Your nurse can give you advice about coping with hair loss and how to look after your scalp. They will let you know if scalp cooling – a way of reducing hair loss during chemotherapy – would be appropriate.
Loss of appetite
Some people lose their appetite while they’re having chemotherapy. This can be mild and may only last a few days. If you don’t feel like eating during treatment, you could try replacing some meals with nutritious drinks or a soft diet. If it doesn’t improve, you can ask to see a dietitian.
Your mouth may become sore (or dry), or you may notice small ulcers during treatment. Drinking plenty of fluids, and cleaning your teeth regularly and gently with a soft toothbrush, can help to reduce the risk of this happening. Tell your nurse or doctor if you have any of these problems, as they can prescribe mouthwashes and medicine to prevent or clear mouth infections.
Some chemotherapy drugs can cause diarrhoea. This often starts several days after treatment. If you’re taking chemotherapy tablets or capsules at home, it’s important to let your doctor or nurse know if you have diarrhoea, as your treatment may need to be interrupted. Medicine can be prescribed to help. It’s important to drink plenty of fluids if you have diarrhoea.
Effects on the nerves
Some chemotherapy drugs can affect the nerves in your hands or feet. This can cause tingling or numbness, a sensation of pins and needles or muscle weakness (peripheral neuropathy).

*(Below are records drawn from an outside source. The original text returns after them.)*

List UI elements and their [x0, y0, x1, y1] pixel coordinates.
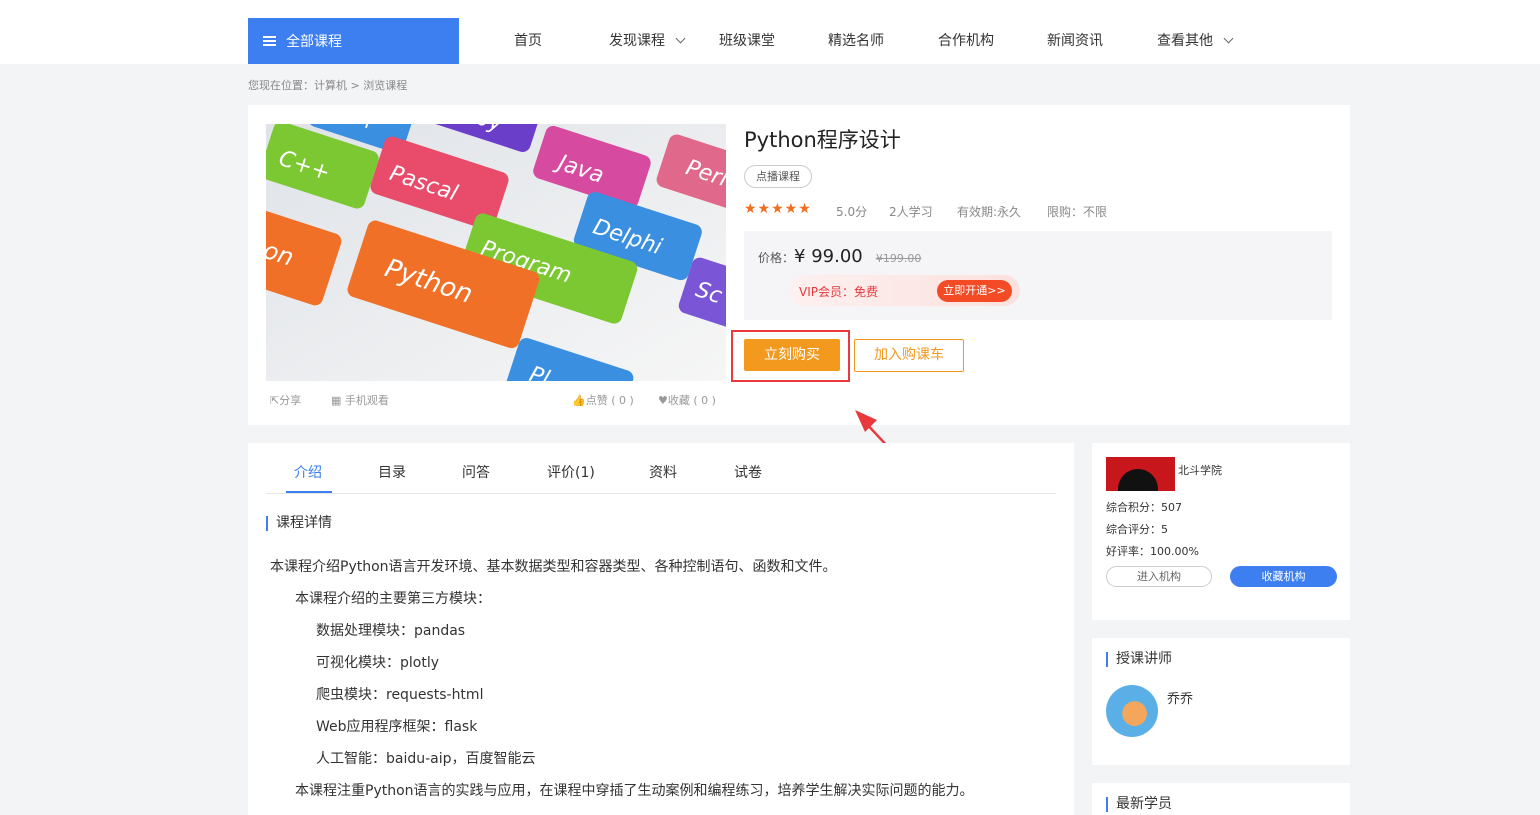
thumbs-up-icon: 👍 [572, 394, 586, 407]
keyboard-illustration: Ruby Java Perl C++ Pascal Delphi C++ Pro… [266, 124, 726, 381]
nav-discover-courses[interactable]: 发现课程 [609, 30, 686, 50]
share-icon: ⇱ [270, 394, 280, 407]
institution-good-rate: 好评率：100.00% [1106, 545, 1199, 558]
nav-more-label: 查看其他 [1157, 33, 1213, 49]
share-label: 分享 [279, 394, 302, 407]
favorite-button[interactable]: ♥收藏 ( 0 ) [658, 392, 716, 408]
tab-materials[interactable]: 资料 [649, 462, 677, 482]
mobile-watch-button[interactable]: ▦ 手机观看 [331, 392, 389, 408]
details-line: 数据处理模块：pandas [316, 623, 466, 639]
course-limit: 限购：不限 [1047, 205, 1108, 219]
tab-intro[interactable]: 介绍 [294, 462, 322, 482]
rating-stars: ★★★★★ [744, 201, 812, 217]
like-label: 点赞 ( 0 ) [585, 394, 634, 407]
all-courses-label: 全部课程 [286, 34, 342, 50]
details-line: 本课程介绍的主要第三方模块： [295, 591, 491, 607]
enter-institution-button[interactable]: 进入机构 [1106, 566, 1212, 587]
chevron-down-icon [675, 33, 686, 44]
favorite-label: 收藏 ( 0 ) [667, 394, 716, 407]
mobile-watch-label: 手机观看 [344, 394, 389, 407]
nav-partners[interactable]: 合作机构 [938, 30, 994, 50]
teacher-avatar[interactable] [1106, 685, 1158, 737]
chevron-down-icon [1223, 33, 1234, 44]
vip-open-button[interactable]: 立即开通>> [937, 280, 1012, 302]
details-line: 本课程注重Python语言的实践与应用，在课程中穿插了生动案例和编程练习，培养学… [295, 783, 974, 799]
institution-rating: 综合评分：5 [1106, 523, 1168, 536]
details-heading: 课程详情 [266, 516, 332, 531]
original-price: ¥199.00 [875, 252, 922, 265]
course-title: Python程序设计 [744, 128, 901, 152]
tab-reviews[interactable]: 评价(1) [547, 462, 595, 482]
vip-free-text: VIP会员：免费 [799, 285, 878, 299]
teacher-heading: 授课讲师 [1106, 652, 1172, 667]
course-score: 5.0分 [836, 205, 868, 219]
teacher-name[interactable]: 乔乔 [1167, 688, 1193, 707]
menu-icon [263, 36, 276, 46]
favorite-institution-button[interactable]: 收藏机构 [1230, 566, 1337, 587]
institution-points: 综合积分：507 [1106, 501, 1182, 514]
tab-catalog[interactable]: 目录 [378, 462, 406, 482]
nav-home[interactable]: 首页 [514, 30, 542, 50]
price-label: 价格： [758, 251, 795, 265]
details-line: 爬虫模块：requests-html [316, 687, 484, 703]
like-button[interactable]: 👍点赞 ( 0 ) [572, 392, 634, 408]
students-heading: 最新学员 [1106, 797, 1172, 812]
all-courses-button[interactable]: 全部课程 [248, 18, 459, 64]
nav-class[interactable]: 班级课堂 [719, 30, 775, 50]
nav-discover-label: 发现课程 [609, 33, 665, 49]
tab-exams[interactable]: 试卷 [734, 462, 762, 482]
nav-teachers[interactable]: 精选名师 [828, 30, 884, 50]
breadcrumb: 您现在位置：计算机 > 浏览课程 [248, 79, 408, 92]
details-line: Web应用程序框架：flask [316, 719, 478, 735]
buy-now-button[interactable]: 立刻购买 [744, 339, 840, 371]
price-value: ¥ 99.00 [794, 246, 863, 267]
institution-logo-emblem [1118, 469, 1158, 491]
details-line: 人工智能：baidu-aip，百度智能云 [316, 751, 536, 767]
share-button[interactable]: ⇱分享 [270, 392, 301, 408]
add-to-cart-button[interactable]: 加入购课车 [854, 339, 964, 372]
institution-logo [1106, 457, 1175, 491]
details-line: 本课程介绍Python语言开发环境、基本数据类型和容器类型、各种控制语句、函数和… [270, 559, 837, 575]
nav-news[interactable]: 新闻资讯 [1047, 30, 1103, 50]
course-validity: 有效期:永久 [957, 205, 1022, 219]
qrcode-icon: ▦ [331, 394, 345, 407]
nav-more[interactable]: 查看其他 [1157, 30, 1234, 50]
tab-qa[interactable]: 问答 [462, 462, 490, 482]
price-row: 价格：¥ 99.00 ¥199.00 [758, 246, 921, 267]
tab-divider [266, 493, 1056, 494]
institution-name[interactable]: 北斗学院 [1178, 462, 1222, 478]
details-line: 可视化模块：plotly [316, 655, 440, 671]
course-cover-image: Ruby Java Perl C++ Pascal Delphi C++ Pro… [266, 124, 726, 381]
course-learners: 2人学习 [889, 205, 933, 219]
course-type-tag: 点播课程 [744, 165, 812, 188]
heart-icon: ♥ [658, 394, 668, 407]
tab-active-indicator [286, 491, 332, 493]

It’s important to let your doctor know if this happens. They may need to change the chemotherapy drug if it gets worse. Usually, peripheral neuropathy gradually gets better when chemotherapy is over, but sometimes it’s permanent. We can send you more information about peripheral neuropathy.
Your doctor will advise you not to get pregnant while having chemotherapy. This is because the drugs may harm an unborn baby. It’s important to use effective contraception during your treatment.
You’re usually advised to use condoms if you have sex within the first 48 hours after chemotherapy. This is to protect your partner from the drugs in case they’re present in the vaginal fluid.
Younger women may find chemotherapy brings on an early menopause, which can be difficult to cope with.
If you’re worried about the effect chemotherapy may have on your fertility, it’s important to talk this over with your cancer specialist before treatment starts.